Fed up with the hassles and high price of the Frankfurt Book Fair—and contending that much of the business conducted there can be done just as well in other settings—Holtzbrinck USA is sending a bare-bones representation to the event this year.

"With other fairs being available, as well as the fact that we travel extensively to Europe without Frankfurt, and with the advent of e-mail and use of the Web, it got to the point where, given the cost and inconvenience of travel to the fair, it made sense for us to reduce our representation," John Sargent, president of Holtzbrinck USA told PW . Among the more onerous aspects of attending, said Sargent, are hotels' requirement that rooms be booked for an entire week, and the extended Friday evening hours on the exhibit floor. Fair executives have been working to ease the financial burden of attending the fair and were successful in wringing some concessions from the Frankfurt grounds management and from hotels.

But now, hotels that originally agreed to changes in price and minimum-stay requirements for the 2003 event have reneged on that promise, said fair spokesperson Holger Ehling. "We have a written statement about which hotels will stick with the agreement [in 2004]," he said. "Whether they will stick to this promise is not up to us to say."

Sargent characterized the change in Holtzbrinck's attendance this year as a "very significant reduction," but did not reveal specific figures. He said the companies within Holtzbrinck USA each go independently and that the number and type of employees attending will vary among publishers — though Sargent has the final say.

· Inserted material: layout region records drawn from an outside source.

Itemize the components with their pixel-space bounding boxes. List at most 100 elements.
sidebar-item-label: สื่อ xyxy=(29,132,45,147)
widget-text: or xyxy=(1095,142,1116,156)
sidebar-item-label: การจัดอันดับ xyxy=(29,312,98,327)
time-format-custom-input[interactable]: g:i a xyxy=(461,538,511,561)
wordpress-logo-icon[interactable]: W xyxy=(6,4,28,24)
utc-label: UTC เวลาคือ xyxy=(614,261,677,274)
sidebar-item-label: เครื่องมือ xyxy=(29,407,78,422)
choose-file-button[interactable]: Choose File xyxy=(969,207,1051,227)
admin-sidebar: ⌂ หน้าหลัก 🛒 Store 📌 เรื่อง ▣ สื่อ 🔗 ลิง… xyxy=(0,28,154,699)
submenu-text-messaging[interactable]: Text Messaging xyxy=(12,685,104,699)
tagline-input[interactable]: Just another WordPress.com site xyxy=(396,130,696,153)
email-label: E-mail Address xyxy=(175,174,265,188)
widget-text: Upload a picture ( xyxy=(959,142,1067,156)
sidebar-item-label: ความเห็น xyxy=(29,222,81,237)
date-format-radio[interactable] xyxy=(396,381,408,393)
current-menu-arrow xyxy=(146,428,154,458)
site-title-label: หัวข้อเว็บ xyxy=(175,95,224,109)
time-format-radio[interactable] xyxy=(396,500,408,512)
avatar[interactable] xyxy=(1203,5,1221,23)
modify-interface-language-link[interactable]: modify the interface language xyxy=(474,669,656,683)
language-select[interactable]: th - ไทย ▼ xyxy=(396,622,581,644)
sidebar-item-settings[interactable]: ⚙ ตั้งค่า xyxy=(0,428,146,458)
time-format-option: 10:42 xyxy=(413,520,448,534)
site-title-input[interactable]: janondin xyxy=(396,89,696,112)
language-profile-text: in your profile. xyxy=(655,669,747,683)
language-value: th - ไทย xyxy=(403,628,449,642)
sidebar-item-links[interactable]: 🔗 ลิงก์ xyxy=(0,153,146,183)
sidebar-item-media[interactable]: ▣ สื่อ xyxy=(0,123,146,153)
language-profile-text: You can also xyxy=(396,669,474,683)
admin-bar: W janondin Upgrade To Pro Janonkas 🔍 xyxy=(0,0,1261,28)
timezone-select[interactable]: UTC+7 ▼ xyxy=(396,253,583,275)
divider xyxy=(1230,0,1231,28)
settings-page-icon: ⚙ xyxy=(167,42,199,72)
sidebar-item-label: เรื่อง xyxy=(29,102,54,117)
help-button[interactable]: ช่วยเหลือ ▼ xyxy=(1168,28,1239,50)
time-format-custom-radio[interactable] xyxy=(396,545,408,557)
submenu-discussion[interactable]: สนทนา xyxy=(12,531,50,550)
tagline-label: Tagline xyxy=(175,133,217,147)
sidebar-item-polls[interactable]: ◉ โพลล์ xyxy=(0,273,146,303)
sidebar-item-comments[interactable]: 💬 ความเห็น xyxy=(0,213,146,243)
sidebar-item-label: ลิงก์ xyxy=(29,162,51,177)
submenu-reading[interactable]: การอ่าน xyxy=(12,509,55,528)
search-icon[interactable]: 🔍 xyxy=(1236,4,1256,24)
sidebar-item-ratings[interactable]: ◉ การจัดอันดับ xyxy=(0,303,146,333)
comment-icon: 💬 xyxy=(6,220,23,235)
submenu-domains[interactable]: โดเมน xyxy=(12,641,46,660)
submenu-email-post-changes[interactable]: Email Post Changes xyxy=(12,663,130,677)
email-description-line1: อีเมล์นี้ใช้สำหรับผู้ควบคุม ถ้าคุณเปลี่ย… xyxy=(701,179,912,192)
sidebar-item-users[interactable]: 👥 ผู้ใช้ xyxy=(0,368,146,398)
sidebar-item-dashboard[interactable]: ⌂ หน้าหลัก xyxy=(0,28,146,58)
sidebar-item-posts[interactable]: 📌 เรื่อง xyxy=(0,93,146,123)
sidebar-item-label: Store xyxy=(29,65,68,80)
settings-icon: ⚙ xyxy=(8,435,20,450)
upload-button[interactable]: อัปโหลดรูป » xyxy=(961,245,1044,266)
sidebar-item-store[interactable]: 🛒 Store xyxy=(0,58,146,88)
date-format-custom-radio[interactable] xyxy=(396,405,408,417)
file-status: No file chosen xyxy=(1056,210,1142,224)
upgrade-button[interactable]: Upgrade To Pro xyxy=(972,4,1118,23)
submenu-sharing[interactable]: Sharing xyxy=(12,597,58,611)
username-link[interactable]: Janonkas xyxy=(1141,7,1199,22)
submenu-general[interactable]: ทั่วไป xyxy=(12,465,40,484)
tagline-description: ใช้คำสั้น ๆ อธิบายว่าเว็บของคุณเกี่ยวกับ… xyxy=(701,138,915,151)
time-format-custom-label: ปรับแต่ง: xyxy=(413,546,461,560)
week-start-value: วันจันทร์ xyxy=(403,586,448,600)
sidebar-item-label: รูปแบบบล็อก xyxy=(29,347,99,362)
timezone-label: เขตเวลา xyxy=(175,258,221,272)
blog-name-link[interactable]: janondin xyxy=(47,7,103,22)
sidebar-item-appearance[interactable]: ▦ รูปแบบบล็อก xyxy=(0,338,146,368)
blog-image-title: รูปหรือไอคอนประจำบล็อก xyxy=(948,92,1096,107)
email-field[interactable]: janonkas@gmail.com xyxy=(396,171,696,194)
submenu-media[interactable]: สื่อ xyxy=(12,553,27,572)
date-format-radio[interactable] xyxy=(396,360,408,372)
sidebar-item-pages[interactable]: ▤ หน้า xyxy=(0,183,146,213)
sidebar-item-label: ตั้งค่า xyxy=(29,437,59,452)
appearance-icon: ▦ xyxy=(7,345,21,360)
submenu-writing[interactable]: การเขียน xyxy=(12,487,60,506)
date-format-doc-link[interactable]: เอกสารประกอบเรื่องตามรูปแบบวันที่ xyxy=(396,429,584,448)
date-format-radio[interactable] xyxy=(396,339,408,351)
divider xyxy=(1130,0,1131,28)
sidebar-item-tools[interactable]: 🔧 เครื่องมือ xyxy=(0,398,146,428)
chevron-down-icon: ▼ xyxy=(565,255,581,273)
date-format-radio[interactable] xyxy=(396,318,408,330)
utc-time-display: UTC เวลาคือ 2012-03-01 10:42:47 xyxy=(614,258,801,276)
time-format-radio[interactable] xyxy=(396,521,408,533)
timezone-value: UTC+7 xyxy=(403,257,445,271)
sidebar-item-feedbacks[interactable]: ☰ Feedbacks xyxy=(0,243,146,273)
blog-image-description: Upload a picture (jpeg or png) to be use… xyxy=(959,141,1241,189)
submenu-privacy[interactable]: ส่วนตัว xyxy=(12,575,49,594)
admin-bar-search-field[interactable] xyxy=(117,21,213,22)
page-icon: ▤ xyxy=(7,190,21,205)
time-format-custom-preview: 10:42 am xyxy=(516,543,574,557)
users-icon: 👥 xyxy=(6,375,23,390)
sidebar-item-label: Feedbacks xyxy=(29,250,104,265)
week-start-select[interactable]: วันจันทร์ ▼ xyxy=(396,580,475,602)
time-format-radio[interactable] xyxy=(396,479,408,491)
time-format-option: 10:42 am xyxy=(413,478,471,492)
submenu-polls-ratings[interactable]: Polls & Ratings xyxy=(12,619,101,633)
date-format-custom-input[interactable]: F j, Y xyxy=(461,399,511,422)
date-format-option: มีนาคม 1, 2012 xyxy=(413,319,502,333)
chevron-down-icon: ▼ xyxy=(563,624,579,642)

"I had discussions with each of the publishers to get their point of view and I made the decisions with their point of view in mind," said Sargent. Those decisions have employees—including some at very senior levels as well as those in rights—scurrying to cancel or reschedule appointments made when they expected to be at the fair. Farrar, Straus & Giroux will have a booth, but other divisions will make do with a presence in Macmillan's booth. The decision does not affect Holtzbrinck companies outside the U.S.

Holtzbrinck's dissatisfaction does not appear to be shared by other publishers. U.S. attendance is expected to match that of 2002 and the amount of exhibit space rented is up 3%. Ehling said, "We feel very confident" that American publishers will support the fair.